Sunset viewed through the living room window. Probably not quite the picture you were expecting, given that we've been back from our travels for several days.
Due to a rather nasty and painful stomach bug, which decided to show its face on the long (so very long) return journey, the hundreds of holiday photographs remain unsorted. Ditto the suitcases and bags.
Fortunately, the worst of the symptoms didn't emerge until we were home and for that I'm most grateful. Suffice to say I've been spending my time languishing on the sofa in my comfiest 'jamas, looking like a wrung out rag and doing nothing more energetic than turning the pages of the current book. And gazing at stunning sunsets.
But things are improving. The appetite is slowly returning. I can't face tea or coffee or properly balanced meals yet but have found that liberally salted fried bread tastes delicious and the thought of a bag of vinegar sprinkled chip shop chips makes my mouth water. Strange.

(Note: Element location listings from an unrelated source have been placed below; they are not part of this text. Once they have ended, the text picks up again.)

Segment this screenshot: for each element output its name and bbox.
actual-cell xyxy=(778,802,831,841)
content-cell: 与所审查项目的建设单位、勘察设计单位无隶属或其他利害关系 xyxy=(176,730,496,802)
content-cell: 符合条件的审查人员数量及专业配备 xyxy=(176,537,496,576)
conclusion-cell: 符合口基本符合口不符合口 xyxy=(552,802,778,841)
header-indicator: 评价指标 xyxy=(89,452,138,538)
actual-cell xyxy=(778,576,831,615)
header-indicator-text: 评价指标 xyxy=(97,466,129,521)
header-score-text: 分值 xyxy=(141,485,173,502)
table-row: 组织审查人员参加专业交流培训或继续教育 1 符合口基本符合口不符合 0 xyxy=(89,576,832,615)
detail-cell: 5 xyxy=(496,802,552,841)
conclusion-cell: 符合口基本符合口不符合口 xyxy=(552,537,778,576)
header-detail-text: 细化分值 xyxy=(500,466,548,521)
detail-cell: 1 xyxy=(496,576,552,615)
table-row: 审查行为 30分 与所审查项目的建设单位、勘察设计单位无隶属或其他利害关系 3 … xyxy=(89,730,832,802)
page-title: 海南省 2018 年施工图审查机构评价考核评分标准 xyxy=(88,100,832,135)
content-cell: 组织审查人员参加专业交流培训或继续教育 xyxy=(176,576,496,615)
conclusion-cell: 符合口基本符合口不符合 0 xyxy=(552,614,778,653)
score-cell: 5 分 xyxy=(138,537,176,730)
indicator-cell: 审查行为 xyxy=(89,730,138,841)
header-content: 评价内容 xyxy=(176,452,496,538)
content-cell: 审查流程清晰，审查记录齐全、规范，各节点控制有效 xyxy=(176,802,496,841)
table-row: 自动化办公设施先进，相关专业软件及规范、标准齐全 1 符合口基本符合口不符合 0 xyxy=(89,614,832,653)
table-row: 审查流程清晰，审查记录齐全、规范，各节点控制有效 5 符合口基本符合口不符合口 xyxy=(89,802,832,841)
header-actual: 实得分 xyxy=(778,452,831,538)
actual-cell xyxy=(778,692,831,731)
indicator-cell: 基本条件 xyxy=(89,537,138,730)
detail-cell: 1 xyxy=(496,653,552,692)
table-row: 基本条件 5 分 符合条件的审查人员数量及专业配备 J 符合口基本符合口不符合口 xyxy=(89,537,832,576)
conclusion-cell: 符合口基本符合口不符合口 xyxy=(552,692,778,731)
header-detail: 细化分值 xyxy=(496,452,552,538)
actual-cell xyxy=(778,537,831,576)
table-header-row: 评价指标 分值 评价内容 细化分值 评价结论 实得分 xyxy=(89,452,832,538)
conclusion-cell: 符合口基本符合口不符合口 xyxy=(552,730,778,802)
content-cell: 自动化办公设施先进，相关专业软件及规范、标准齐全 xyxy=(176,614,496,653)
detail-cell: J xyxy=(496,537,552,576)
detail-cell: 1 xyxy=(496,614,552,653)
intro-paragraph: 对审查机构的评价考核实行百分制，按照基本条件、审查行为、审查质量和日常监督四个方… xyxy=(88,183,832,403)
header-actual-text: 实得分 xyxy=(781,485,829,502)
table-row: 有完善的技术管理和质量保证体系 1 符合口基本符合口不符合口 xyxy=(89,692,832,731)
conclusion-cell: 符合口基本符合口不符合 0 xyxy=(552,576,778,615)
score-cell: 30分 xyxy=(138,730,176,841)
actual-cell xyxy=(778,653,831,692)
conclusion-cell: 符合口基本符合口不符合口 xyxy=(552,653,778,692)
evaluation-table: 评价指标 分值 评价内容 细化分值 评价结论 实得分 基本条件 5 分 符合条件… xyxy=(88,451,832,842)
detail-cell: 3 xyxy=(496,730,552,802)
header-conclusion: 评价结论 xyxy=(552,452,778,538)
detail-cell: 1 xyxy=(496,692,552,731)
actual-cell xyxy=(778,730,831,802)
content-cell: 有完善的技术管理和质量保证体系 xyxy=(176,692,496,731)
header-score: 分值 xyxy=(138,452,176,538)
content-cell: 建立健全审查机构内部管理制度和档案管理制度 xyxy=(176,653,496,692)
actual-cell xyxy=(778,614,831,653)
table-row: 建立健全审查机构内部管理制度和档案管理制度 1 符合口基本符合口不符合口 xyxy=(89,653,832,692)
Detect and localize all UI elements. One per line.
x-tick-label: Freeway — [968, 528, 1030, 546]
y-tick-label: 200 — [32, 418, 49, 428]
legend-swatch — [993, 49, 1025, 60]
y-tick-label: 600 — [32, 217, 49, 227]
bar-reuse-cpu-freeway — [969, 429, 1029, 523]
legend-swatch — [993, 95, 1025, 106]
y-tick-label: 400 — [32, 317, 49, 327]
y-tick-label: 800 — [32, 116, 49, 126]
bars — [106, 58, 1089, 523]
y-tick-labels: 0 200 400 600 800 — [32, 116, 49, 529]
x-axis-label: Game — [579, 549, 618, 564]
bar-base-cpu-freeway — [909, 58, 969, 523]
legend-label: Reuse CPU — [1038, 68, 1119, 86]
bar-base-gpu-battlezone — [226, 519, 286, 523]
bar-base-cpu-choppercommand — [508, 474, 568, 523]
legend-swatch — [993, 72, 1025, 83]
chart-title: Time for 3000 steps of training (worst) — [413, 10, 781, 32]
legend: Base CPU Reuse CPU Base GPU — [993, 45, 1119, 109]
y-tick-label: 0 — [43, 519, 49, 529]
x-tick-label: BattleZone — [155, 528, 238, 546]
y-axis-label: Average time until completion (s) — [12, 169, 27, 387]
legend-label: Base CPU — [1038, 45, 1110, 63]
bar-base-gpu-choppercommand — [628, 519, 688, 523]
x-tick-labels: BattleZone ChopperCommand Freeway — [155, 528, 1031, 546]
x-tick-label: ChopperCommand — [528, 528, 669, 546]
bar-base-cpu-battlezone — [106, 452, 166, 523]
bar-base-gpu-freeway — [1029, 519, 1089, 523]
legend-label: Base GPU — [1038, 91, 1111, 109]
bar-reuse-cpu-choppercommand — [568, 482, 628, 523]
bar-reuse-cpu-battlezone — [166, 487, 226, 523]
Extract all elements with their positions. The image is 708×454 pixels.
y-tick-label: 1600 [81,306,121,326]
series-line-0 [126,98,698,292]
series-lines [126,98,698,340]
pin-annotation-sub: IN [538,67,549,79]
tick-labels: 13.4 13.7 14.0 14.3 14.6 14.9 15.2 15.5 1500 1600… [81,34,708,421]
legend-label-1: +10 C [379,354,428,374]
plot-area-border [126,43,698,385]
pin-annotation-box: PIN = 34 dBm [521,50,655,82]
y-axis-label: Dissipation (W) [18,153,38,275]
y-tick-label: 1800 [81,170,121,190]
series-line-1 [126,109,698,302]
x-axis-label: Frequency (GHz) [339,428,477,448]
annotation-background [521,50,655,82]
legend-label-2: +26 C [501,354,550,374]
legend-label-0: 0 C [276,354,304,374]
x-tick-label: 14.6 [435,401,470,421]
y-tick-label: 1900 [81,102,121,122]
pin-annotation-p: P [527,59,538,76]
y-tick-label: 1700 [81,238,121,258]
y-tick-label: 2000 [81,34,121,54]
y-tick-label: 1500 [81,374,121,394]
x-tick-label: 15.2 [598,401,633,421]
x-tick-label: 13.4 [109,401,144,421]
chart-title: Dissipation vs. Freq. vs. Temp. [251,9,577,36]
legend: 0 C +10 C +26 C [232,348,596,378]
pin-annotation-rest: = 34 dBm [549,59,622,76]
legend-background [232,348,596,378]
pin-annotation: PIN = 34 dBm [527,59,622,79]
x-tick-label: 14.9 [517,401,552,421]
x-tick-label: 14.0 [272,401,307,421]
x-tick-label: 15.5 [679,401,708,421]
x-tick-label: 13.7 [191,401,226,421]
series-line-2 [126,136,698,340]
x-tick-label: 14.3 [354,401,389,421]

I've posted previously about using my blog for nothing more than to record, to remember - little stuff, big stuff, bits and bobs of daily life.
Well, today marks five years since I had radical surgery for cancer. Five years of trying to stay positive, five years of making lifestyle changes in a bid to do what I can to help increase my chances of survival, five years of being overseen by an excellent multi disciplinary team (malignant melanoma of the vulva is a gynaecological cancer that spans two medical specialisms - gynaecological oncology and skin cancer).
One of my consultants has already decided not to schedule any further appointments; I'm seeing the other just before Christmas and, if all is well, the same decision may be made. There's no talk of being cured, nor are there any guarantees (though, let's face it, there are no guarantees for anyone).
But, whatever happens in the future, I'm so very thankful for the last five years.